Better know an ingredient: SALT

All salt is, or was, sea salt. Mined salt that is harvested from in the ground, and is evaporated sea water. Humans require the mineral salt (sodium chloride) to balance and regulate fluids. (Salt is a rock that we need to eat!)

Table salt is most commonly mined salt. Many forms include the addition of small quantities of postasium iodide, sodium iodide or iodate, and are sold under the moniker of iodize salt. (Iodine is found naturally in kelp but is often added to mined salt. Iodine deficiency can cause serious health concerns including certain forms of mental retardation, and thyroid problems.)

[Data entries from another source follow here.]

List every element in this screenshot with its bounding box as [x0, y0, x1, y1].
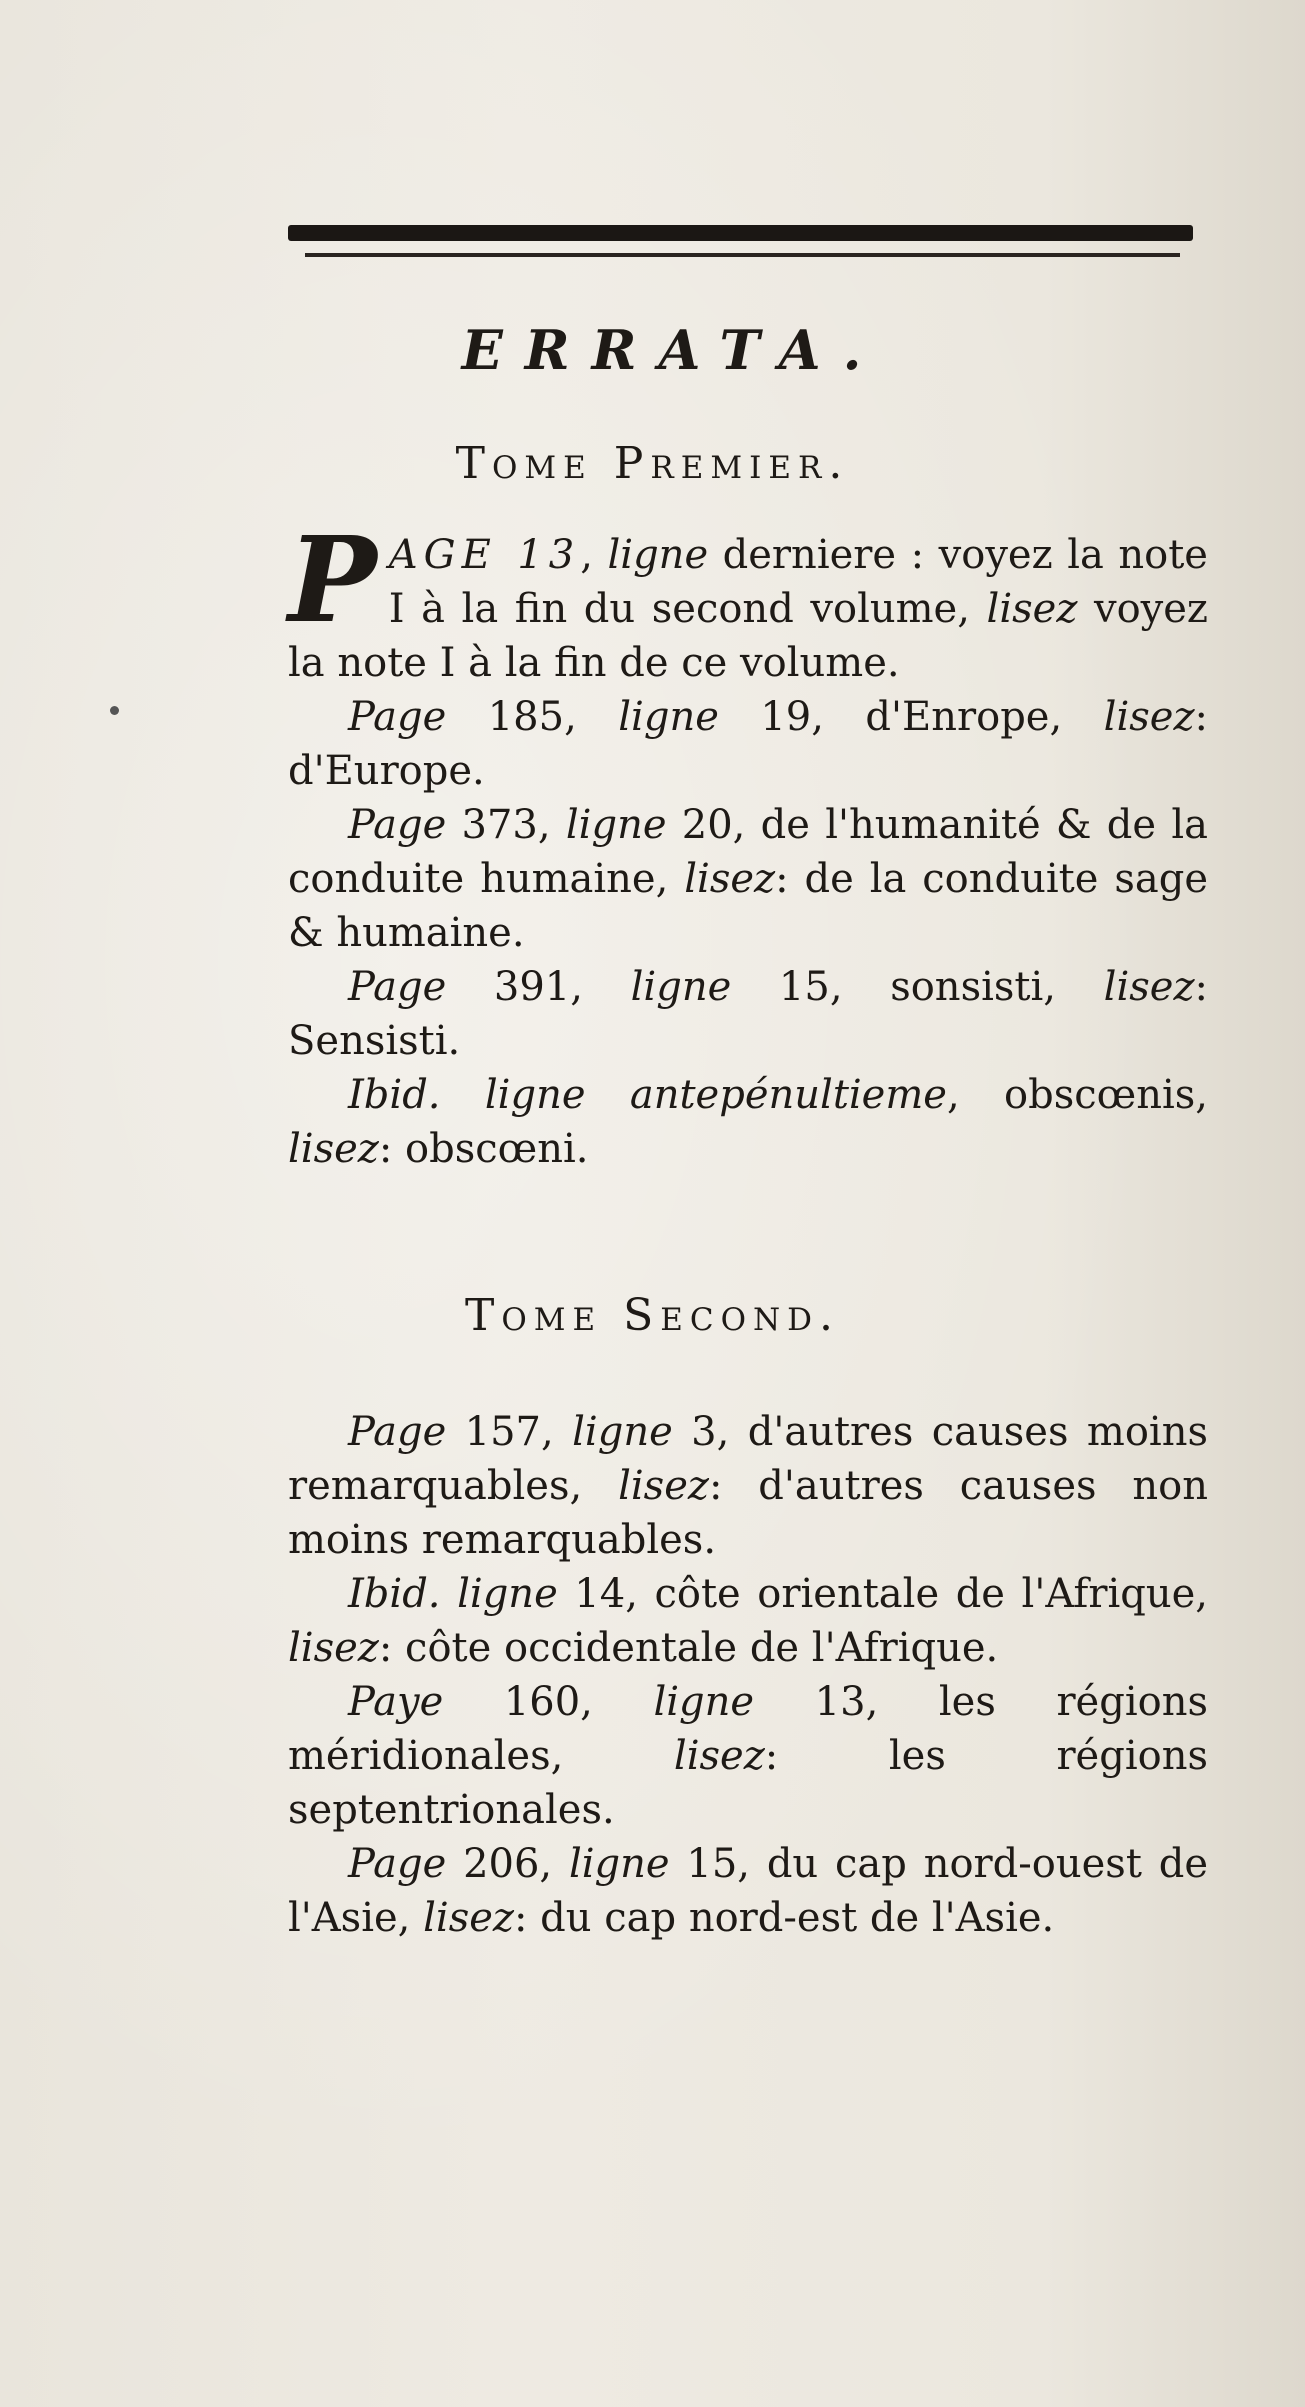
entry-lisez: lisez [1103, 964, 1195, 1010]
entry-page-number [441, 1571, 458, 1617]
entry-page: Ibid. [348, 1072, 441, 1118]
entry-error: 19, d'Enrope, [718, 694, 1104, 740]
entry-ligne: ligne [618, 694, 719, 740]
entry-correction: : du cap nord-est de l'Asie. [513, 1895, 1055, 1941]
entry-lisez: lisez [1103, 694, 1195, 740]
entry-ligne: ligne antepénultieme [484, 1072, 947, 1118]
entry-ligne: ligne [565, 802, 667, 848]
errata-entry [288, 510, 1208, 690]
entry-error: 13, les régions méridionales, [288, 1679, 1209, 1779]
entry-error: 14, côte orientale de l'Afrique, [557, 1571, 1208, 1617]
entry-correction: : côte occidentale de l'Afrique. [378, 1625, 999, 1671]
entry-lisez: lisez [288, 1625, 379, 1671]
entry-error: 20, de l'humanité & de la conduite humaine, [288, 802, 1208, 902]
entry-error: 3, d'autres causes moins remarquables, [288, 1409, 1208, 1509]
header-rule-thin [305, 253, 1180, 257]
header-rule-thick [288, 225, 1193, 241]
entry-page-number: 185, [446, 694, 619, 740]
entry-lisez: lisez [986, 586, 1078, 632]
entry-page: Page [348, 1409, 447, 1455]
entry-separator: , [580, 532, 608, 578]
errata-entry [288, 1837, 1208, 1945]
errata-entry [288, 1405, 1208, 1567]
entry-lisez: lisez [684, 856, 776, 902]
entry-correction: : les régions septentrionales. [288, 1733, 1209, 1833]
entry-page-number: 160, [443, 1679, 654, 1725]
entry-page: Page [348, 802, 447, 848]
drop-cap: P [288, 510, 377, 649]
entry-ligne: ligne [607, 532, 709, 578]
entry-page-number: 157, [446, 1409, 573, 1455]
entry-page: Paye [348, 1679, 444, 1725]
entry-correction: voyez la note I à la fin de ce volume. [288, 586, 1208, 686]
entry-ligne: ligne [572, 1409, 673, 1455]
entry-lisez: lisez [288, 1126, 379, 1172]
entry-ligne: ligne [653, 1679, 755, 1725]
entry-error: 15, sonsisti, [731, 964, 1104, 1010]
errata-entry [288, 1675, 1208, 1837]
entry-page-number [441, 1072, 485, 1118]
entry-error: derniere : voyez la note I à la fin du second volume, [388, 532, 1208, 632]
errata-list-tome-premier [288, 510, 1209, 1176]
page-title: ERRATA. [461, 318, 884, 382]
errata-entry [288, 1567, 1208, 1675]
entry-ligne: ligne [457, 1571, 558, 1617]
entry-lisez: lisez [423, 1895, 514, 1941]
entry-error: , obscœnis, [946, 1072, 1208, 1118]
entry-page-number: 206, [446, 1841, 569, 1887]
entry-page-number: 391, [446, 964, 631, 1010]
entry-page-number: 373, [446, 802, 566, 848]
entry-page: Page [348, 694, 447, 740]
entry-error: 15, du cap nord-ouest de l'Asie, [288, 1841, 1208, 1941]
entry-ligne: ligne [568, 1841, 670, 1887]
entry-page: AGE 13 [388, 532, 581, 578]
entry-page: Page [348, 964, 447, 1010]
section-heading-tome-premier: Tome Premier. [455, 438, 850, 489]
entry-lisez: lisez [673, 1733, 765, 1779]
entry-correction: : Sensisti. [288, 964, 1208, 1064]
errata-entry [288, 960, 1208, 1068]
entry-correction: : d'autres causes non moins remarquables. [288, 1463, 1208, 1563]
errata-entry [288, 1068, 1208, 1176]
errata-entry [288, 690, 1208, 798]
entry-page: Page [348, 1841, 447, 1887]
entry-correction: : de la conduite sage & humaine. [288, 856, 1209, 956]
entry-ligne: ligne [630, 964, 732, 1010]
errata-entry [288, 798, 1208, 960]
errata-list-tome-second [288, 1405, 1208, 1945]
entry-correction: : d'Europe. [288, 694, 1208, 794]
entry-lisez: lisez [618, 1463, 709, 1509]
ink-spot [110, 706, 119, 715]
entry-page: Ibid. [348, 1571, 441, 1617]
section-heading-tome-second: Tome Second. [465, 1290, 840, 1341]
entry-correction: : obscœni. [378, 1126, 589, 1172]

Fleur de sel (flower of the sea), is collected using the traditional Celtic practice of and-harvesting the solar-evaporated crystals from Atlantic marshes in Brittany, France—a technique which dates back over 2000 years.

Grey salt, which is also made in the traditional Celtic method, gaining its purple-grey color from the clay in the salt flats where it is harvested.

Smoked salts
This technique has its roots with the Vikings in Denmark and the Native Americans of the northwest. Evaporated seawater, forming sea salt, is often the base of this complex condiment. The dried crystals are then smoked using a variety of wood chips.

Kosher salt
This refers to the practice of koshering meats, by drawing out the blood with salt. These larger flakes stick to the meat better and are the salt typically used for this practice.

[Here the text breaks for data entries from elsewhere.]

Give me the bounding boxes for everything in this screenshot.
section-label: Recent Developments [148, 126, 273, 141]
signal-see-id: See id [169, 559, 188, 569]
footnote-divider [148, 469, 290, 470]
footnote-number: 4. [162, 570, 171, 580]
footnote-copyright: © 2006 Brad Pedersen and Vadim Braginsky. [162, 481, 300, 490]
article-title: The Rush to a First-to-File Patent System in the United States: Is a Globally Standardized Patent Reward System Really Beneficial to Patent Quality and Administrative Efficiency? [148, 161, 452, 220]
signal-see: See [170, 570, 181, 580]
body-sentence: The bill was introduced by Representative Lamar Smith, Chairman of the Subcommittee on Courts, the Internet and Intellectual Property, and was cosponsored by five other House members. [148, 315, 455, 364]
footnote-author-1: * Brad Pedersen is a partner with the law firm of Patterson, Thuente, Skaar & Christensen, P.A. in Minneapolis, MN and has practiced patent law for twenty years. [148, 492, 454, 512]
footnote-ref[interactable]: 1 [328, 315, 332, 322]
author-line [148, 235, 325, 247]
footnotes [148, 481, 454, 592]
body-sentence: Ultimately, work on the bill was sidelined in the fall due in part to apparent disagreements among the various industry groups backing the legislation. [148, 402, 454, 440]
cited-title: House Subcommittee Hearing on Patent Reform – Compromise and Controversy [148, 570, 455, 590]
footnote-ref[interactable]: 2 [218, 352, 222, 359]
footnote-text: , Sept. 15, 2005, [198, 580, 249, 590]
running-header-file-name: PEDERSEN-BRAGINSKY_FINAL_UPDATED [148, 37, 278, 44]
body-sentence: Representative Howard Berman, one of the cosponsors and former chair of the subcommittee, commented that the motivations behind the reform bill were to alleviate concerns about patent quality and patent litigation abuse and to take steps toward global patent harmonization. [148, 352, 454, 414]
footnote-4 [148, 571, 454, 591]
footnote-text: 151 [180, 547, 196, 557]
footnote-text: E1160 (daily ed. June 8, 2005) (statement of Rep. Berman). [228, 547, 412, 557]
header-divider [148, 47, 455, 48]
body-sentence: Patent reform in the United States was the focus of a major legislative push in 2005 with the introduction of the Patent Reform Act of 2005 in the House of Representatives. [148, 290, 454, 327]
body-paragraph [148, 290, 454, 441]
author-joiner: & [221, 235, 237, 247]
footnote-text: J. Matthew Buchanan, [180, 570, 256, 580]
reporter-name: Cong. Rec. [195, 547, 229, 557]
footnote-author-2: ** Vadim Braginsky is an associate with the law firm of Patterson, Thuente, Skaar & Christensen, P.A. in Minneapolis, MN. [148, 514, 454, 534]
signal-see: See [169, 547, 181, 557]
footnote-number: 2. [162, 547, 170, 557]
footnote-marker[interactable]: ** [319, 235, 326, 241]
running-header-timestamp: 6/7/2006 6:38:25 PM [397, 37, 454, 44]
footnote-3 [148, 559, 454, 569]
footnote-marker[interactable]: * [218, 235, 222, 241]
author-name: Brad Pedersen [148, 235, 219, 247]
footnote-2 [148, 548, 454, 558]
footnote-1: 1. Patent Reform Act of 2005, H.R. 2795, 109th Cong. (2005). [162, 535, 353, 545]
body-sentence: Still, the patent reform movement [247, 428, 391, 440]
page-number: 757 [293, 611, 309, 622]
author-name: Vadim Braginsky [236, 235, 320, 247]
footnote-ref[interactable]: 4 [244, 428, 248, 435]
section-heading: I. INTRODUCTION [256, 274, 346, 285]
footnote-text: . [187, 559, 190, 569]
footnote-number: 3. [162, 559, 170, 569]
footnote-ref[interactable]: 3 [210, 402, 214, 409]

Pink or red salt (Hawaiian or Himalayan)
This usually refers to the red clay that these salts are harvested from, which impart a red to pink hue.

Saltpetre (sometimes referred to as "nitre," "niter," "pickling salt" or "pink salt")
This is actually potassium nitrate and is what keeps corned beef pink, instead of turning gray.
It is also a key component in gunpowder.


  1. You left out my personal favorite type of salt: MARGARITA SALT!!! ;)

    (fyi the word verification for this comment is "fumboan")

  2. That is hilarious.

    You can use any course salt you like for margaritas - I think kosher salt is awesome for this!

    Someone told me that the East Cost Grill cookbook has the best recipe for sour mix. That it requires an insane amount of lemons and limes to make but that it produces the best margaritas, hands down.

  3. Fancy smoked salt makes a good gift for food-loving friends. I bought Mr. -L a small tin of it last summer and he's not through it yet. Definitely one of my lowest-effort/highest-payoff gifts.

  4. thedailyreason - Yes! I have only had a few, but the Mexican Smoked Salts at Christina's Spice & Specialty Foods is amazing. I love a few crunchy grains atop an over easy egg, sitting on a bed of greens.